Understanding the relationship between mass and volume is fundamental to grasping the concept of density. Mass refers to the amount of matter in an object, commonly measured in grams (g) or kilograms (kg). Volume, on the other hand, is the space that an object occupies, generally quantified in milliliters (mL) or cubic centimeters (cm³) for smaller amounts, or liters (L) and cubic meters (m³) for larger quantities. The two properties are directly linked when calculating the density of a substance, which is a measure of how much mass is contained within a specific volume.

Density is expressed by the following formula:
\textbf{Density} = \(\frac{\text{Mass}}{\text{Volume}}\)
In the context of the exercise, the solid's mass is given as 32.65 g, and after a series of operations that involve toluene, the volume of the solid is deduced to be 19.98 mL. Utilizing these two key pieces of information allows us to calculate the density of the solid.

Toluene, a common organic solvent, has specific properties that are essential when working with density calculations. For the exercise in question, the density of toluene is given as 0.864 g/mL. This figure is crucial as it forms the basis for subsequent calculations.

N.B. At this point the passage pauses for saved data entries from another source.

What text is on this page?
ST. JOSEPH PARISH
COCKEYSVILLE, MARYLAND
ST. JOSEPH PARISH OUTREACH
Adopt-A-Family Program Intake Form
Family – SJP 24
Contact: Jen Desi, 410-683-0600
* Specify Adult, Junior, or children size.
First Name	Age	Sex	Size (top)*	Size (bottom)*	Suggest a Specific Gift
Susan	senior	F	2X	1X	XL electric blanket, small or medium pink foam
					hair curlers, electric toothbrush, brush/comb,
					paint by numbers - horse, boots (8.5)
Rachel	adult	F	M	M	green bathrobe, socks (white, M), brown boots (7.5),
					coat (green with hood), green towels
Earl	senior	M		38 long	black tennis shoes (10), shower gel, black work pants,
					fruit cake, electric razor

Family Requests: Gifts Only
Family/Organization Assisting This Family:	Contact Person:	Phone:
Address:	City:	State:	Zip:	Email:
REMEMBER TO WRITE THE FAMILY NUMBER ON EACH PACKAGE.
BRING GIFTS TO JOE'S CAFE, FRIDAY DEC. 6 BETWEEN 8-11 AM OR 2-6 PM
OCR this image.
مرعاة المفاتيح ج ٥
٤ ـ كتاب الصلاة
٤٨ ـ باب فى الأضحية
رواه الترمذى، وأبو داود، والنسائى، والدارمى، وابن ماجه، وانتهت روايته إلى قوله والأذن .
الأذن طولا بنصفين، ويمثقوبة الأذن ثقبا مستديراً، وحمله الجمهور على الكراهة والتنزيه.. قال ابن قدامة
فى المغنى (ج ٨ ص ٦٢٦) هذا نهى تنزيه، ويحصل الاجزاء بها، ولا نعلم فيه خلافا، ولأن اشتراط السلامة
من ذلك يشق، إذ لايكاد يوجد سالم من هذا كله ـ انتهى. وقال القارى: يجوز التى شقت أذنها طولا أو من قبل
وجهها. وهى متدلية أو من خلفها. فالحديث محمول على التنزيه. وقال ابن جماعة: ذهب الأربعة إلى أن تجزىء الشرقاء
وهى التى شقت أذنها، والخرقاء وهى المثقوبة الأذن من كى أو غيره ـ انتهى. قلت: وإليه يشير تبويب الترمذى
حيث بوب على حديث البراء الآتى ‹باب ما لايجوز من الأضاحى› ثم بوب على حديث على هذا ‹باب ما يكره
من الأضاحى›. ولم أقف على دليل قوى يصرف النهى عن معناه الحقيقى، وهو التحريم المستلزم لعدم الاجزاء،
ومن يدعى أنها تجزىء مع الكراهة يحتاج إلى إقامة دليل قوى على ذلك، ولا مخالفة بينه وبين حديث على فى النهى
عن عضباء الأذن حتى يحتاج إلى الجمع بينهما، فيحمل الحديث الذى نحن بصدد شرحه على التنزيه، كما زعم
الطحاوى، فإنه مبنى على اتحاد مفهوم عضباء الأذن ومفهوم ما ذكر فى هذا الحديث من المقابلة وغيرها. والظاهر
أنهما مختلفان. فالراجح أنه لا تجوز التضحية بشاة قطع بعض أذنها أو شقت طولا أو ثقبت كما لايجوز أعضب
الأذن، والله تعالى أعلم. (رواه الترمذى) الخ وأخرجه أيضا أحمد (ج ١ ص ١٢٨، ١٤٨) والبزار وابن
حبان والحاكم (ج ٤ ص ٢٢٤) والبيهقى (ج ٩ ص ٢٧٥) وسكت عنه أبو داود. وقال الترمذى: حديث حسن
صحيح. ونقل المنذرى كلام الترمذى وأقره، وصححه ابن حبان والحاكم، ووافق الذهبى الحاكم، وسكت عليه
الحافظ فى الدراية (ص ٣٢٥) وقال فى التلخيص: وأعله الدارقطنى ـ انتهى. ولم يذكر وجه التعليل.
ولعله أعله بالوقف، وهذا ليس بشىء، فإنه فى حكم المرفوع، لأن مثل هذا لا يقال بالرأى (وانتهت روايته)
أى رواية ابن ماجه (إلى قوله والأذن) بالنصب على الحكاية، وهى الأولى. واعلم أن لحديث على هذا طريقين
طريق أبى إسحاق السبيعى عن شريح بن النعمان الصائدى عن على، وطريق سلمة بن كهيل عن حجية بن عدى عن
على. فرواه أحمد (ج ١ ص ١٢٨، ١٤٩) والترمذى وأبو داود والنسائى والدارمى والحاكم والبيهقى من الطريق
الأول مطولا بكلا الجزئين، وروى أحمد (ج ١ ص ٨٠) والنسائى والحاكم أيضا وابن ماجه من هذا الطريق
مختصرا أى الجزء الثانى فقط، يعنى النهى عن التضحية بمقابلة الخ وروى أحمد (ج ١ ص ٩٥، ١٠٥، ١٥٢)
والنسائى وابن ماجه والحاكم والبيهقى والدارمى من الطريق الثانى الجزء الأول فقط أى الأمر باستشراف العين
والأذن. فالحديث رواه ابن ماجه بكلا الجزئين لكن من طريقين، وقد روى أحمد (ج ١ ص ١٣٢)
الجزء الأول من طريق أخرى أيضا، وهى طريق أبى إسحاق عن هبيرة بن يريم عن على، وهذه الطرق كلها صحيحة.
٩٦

Why Is the Density of Toluene Important?

The density of toluene allows us to determine the volume of toluene used in the experiment. In the real world, this is significant because the density of a liquid can be affected by temperature and pressure. For most classroom exercises, however, these variables are considered constant, and a single density value is used. Computing the volume of the toluene provides insight into the total volume occupied by the toluene in the mixture with the solid, which further leads to finding the volume of the solid itself.
When you encounter a substance with a known density like toluene, you can use that information to find an unknown volume (or mass, if that's what you're looking for) by rearranging the density formula.

The procedure for calculating the density of a solid is exemplified in the exercise provided. With solids, the process entails finding both the mass and volume separately, then applying the density formula. It's noteworthy that the solid's volume is often not straightforward to measure, especially if the object has an irregular shape, which is why the method applied in the exercise is useful.

Displacement as a Tool to Find Volume

In our example exercise, we used the displacement of toluene by the solid to find the solid's volume. When the solid is added to a known volume of toluene, it displaces an amount of the liquid equal to its own volume. By subtracting the volume of toluene after displacement from the initial total volume, we can derive the volume of the solid. This method is incredibly helpful when dealing with irregularly shaped objects.
Once the volume is identified, as was done in the exercise, the density formula comes into play:
\textbf{Density of the solid} = \(\frac{\text{Mass of the solid}}{\text{Volume of the solid}}\)
Using the mass of the solid obtained directly from measurement and the volume derived through displacement, the calculation yields the density of the solid. In practical terms, understanding the density of materials is pivotal in fields like material science, quality control, and various engineering applications.